Pain In The Neck

Pain in the neck is what brought me to the brink, broadsided by a white Ford Explorer at 40-miles-per-hour in the side sliding passenger door of my Honda Odyssey minivan eight years ago en route to an MRI for neck and thoracic pain. A pain I imagine began sometime around my third child and after my mother moved to Colorado. Lying sideways, suspended by a seat belt harness, my burning ear smashed into the side curtain airbag, suffocating by fumes of smoke, I exhaled a sigh of relief my children were not with me. How did I wind up here? My life needed to slow down except for the 8-month-old child with RSV at home, my fourth, who needed his mother’s milk and care. Shards of broken glass poking out of my blood stained flesh, a pounding hematoma in my left ear, interrupted by a constant ringing from the firecracker explosion of impact, warm salty tears of exasperation and hopelessness consumed me.

“No wonder you have pain in your neck,” my mother stated with gusto when the pain became debilitating “you have four kids!” Turned into “You have no business getting a job with four kids,” upping the ante to prove her wrong and bring further purpose to my life consumed by children. My career on the back burner for years of child rearing, I could no longer stomach the loss of career satisfaction, positive performance evaluations, a sense of importance in board meetings, or merely using my God given talents clearing out the cobwebs in my brain to problem solve a solution that didn’t involve coordinating preschool tuition or sports activities.

My husband in tune with his work-life balance needs became the Forrest Gump of marathon running. Logging miles running further and faster with each new child, he knew how to take care of himself. I should’ve taken a lesson from his playbook.

The increasing pain in the neck was ultimately the breaking point for me. It’s easy to get sucked into the vacuum of career responsibilities and children’s activities losing sight of the fact that I must be whole to be successful as a parent and spouse. What did I need to survive?

Years of Botox injections to dull the pain left me with the wrinkle-free back of a twenty-year-old. Acupuncture, chiropractor, cortisone blocks, nerve burning rhizotomies in my neck, physical therapy, and prescription medication at any expense, there was no stone unturned, no path untraveled, or so I thought.

A life altering reset at the crossroads of unmanageable pain and a life worth living was the wake up call I desperately needed. Forced to relocate across country when my husband’s company of 15 years closed its Colorado office, I was open to the possibility of change.

A conscious choice to live life in balance was a gift I gave myself with relocation nearly three years ago. Forced to abandon my career climb in motherhood and marriage was something my mother could understand first-hand. Breaking free of mother’s control and doctors who no longer worked for me, I set my sights on the progressive Zen of Portland Oregon where nobody knew my name or capabilities. I found time for yoga, bicycling, reading, writing, reading, playing violin in an orchestra, and volunteering, activities that filled my soul and released my shoulders from captivity.

Raising four children to change the world is a full-time job and I don’t need a book to tell me to lean-in any further. I’ve learned it’s impossible to achieve balance in dual career families, maintain a marriage, my health and sanity, raise children with respect and integrity, and shatter the glass ceiling. Something’s bound to give!

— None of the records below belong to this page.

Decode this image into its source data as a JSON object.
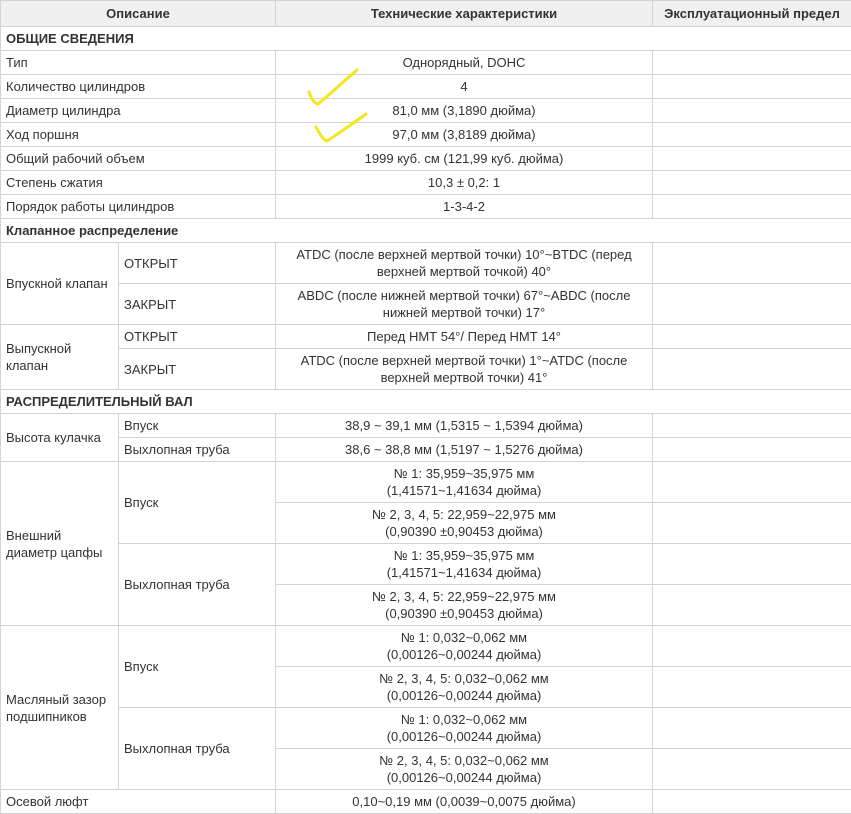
{
  "header": {
    "description": "Описание",
    "specs": "Технические характеристики",
    "limit": "Эксплуатационный предел"
  },
  "general": {
    "section_title": "ОБЩИЕ СВЕДЕНИЯ",
    "rows": [
      {
        "label": "Тип",
        "value": "Однорядный, DOHC"
      },
      {
        "label": "Количество цилиндров",
        "value": "4"
      },
      {
        "label": "Диаметр цилиндра",
        "value": "81,0 мм (3,1890 дюйма)"
      },
      {
        "label": "Ход поршня",
        "value": "97,0 мм (3,8189 дюйма)"
      },
      {
        "label": "Общий рабочий объем",
        "value": "1999 куб. см (121,99 куб. дюйма)"
      },
      {
        "label": "Степень сжатия",
        "value": "10,3 ± 0,2: 1"
      },
      {
        "label": "Порядок работы цилиндров",
        "value": "1-3-4-2"
      }
    ]
  },
  "valve_timing": {
    "section_title": "Клапанное распределение",
    "intake": {
      "label": "Впускной клапан",
      "open_label": "ОТКРЫТ",
      "open_value": "ATDC (после верхней мертвой точки) 10°~BTDC (перед верхней мертвой точкой) 40°",
      "close_label": "ЗАКРЫТ",
      "close_value": "ABDC (после нижней мертвой точки) 67°~ABDC (после нижней мертвой точки) 17°"
    },
    "exhaust": {
      "label": "Выпускной клапан",
      "open_label": "ОТКРЫТ",
      "open_value": "Перед НМТ 54°/ Перед НМТ 14°",
      "close_label": "ЗАКРЫТ",
      "close_value": "ATDC (после верхней мертвой точки) 1°~ATDC (после верхней мертвой точки) 41°"
    }
  },
  "camshaft": {
    "section_title": "РАСПРЕДЕЛИТЕЛЬНЫЙ ВАЛ",
    "cam_height": {
      "label": "Высота кулачка",
      "intake_label": "Впуск",
      "intake_value": "38,9 ~ 39,1 мм (1,5315 ~ 1,5394 дюйма)",
      "exhaust_label": "Выхлопная труба",
      "exhaust_value": "38,6 ~ 38,8 мм (1,5197 ~ 1,5276 дюйма)"
    },
    "journal_od": {
      "label": "Внешний диаметр цапфы",
      "intake_label": "Впуск",
      "intake_no1_line1": "№ 1: 35,959~35,975 мм",
      "intake_no1_line2": "(1,41571~1,41634 дюйма)",
      "intake_no2_line1": "№ 2, 3, 4, 5: 22,959~22,975 мм",
      "intake_no2_line2": "(0,90390 ±0,90453 дюйма)",
      "exhaust_label": "Выхлопная труба",
      "exhaust_no1_line1": "№ 1: 35,959~35,975 мм",
      "exhaust_no1_line2": "(1,41571~1,41634 дюйма)",
      "exhaust_no2_line1": "№ 2, 3, 4, 5: 22,959~22,975 мм",
      "exhaust_no2_line2": "(0,90390 ±0,90453 дюйма)"
    },
    "oil_clearance": {
      "label": "Масляный зазор подшипников",
      "intake_label": "Впуск",
      "intake_no1_line1": "№ 1: 0,032~0,062 мм",
      "intake_no1_line2": "(0,00126~0,00244 дюйма)",
      "intake_no2_line1": "№ 2, 3, 4, 5: 0,032~0,062 мм",
      "intake_no2_line2": "(0,00126~0,00244 дюйма)",
      "exhaust_label": "Выхлопная труба",
      "exhaust_no1_line1": "№ 1: 0,032~0,062 мм",
      "exhaust_no1_line2": "(0,00126~0,00244 дюйма)",
      "exhaust_no2_line1": "№ 2, 3, 4, 5: 0,032~0,062 мм",
      "exhaust_no2_line2": "(0,00126~0,00244 дюйма)"
    },
    "end_play": {
      "label": "Осевой люфт",
      "value": "0,10~0,19 мм (0,0039~0,0075 дюйма)"
    }
  },
  "annotations": {
    "checkmark_color": "#f5e61e"
  }
}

I’m blessed to have the ability to breathe a sigh of relief and appreciate the sun breaks in Portland. Our children have gained independence in our walk-able hood, simplifying our lives. I now use my creative talents to write and executive abilities to orchestrate a date with my passing ship of a husband between children’s activities, knowing my life is relatively in balance. I have the rest of my life to earn a steady paycheck and we have enough. We even have food in the pantry now that time is manageable!

The pain in the neck is all but a distant memory, until I need a good ass-kicking dose of reality, finding myself with shoulders hiked up to my earlobes resembling a football player in padded uniform. It is then that the children hear “No.” A complete sentence that means mom will not drive you to your friend’s house or to school when you can take the city bus or bike. It’s time to build your own resilience.

Recently we were blessed with another job opportunity to move back to ColoRADo. Who doesn’t love the Rockies and 300 days of sunshine? Long-time friendships and the possibility of plugging back into a community where we had a positive impact. My husband noted the lower cost of living and larger lifestyle as positive assets as well as my mother nearby. But what is the cost of living? I’ve learned to live with less. Less is more. Plugging back in is my problem, and if lifestyle experiences have taught me anything, no amount of pain in the neck is worth revisiting.

When confronted with the possibility of another relocation my three older children yelled “No frickin’ way!” My 8-year-old wanted a house in each city. I don't blame him.

“What would be your choice if you didn’t have children, Colorado or Oregon?” my 15-year-old daughter asked. You’ve got to be kidding me, “the south of France!” Having experienced recovery, I believe anything is possible.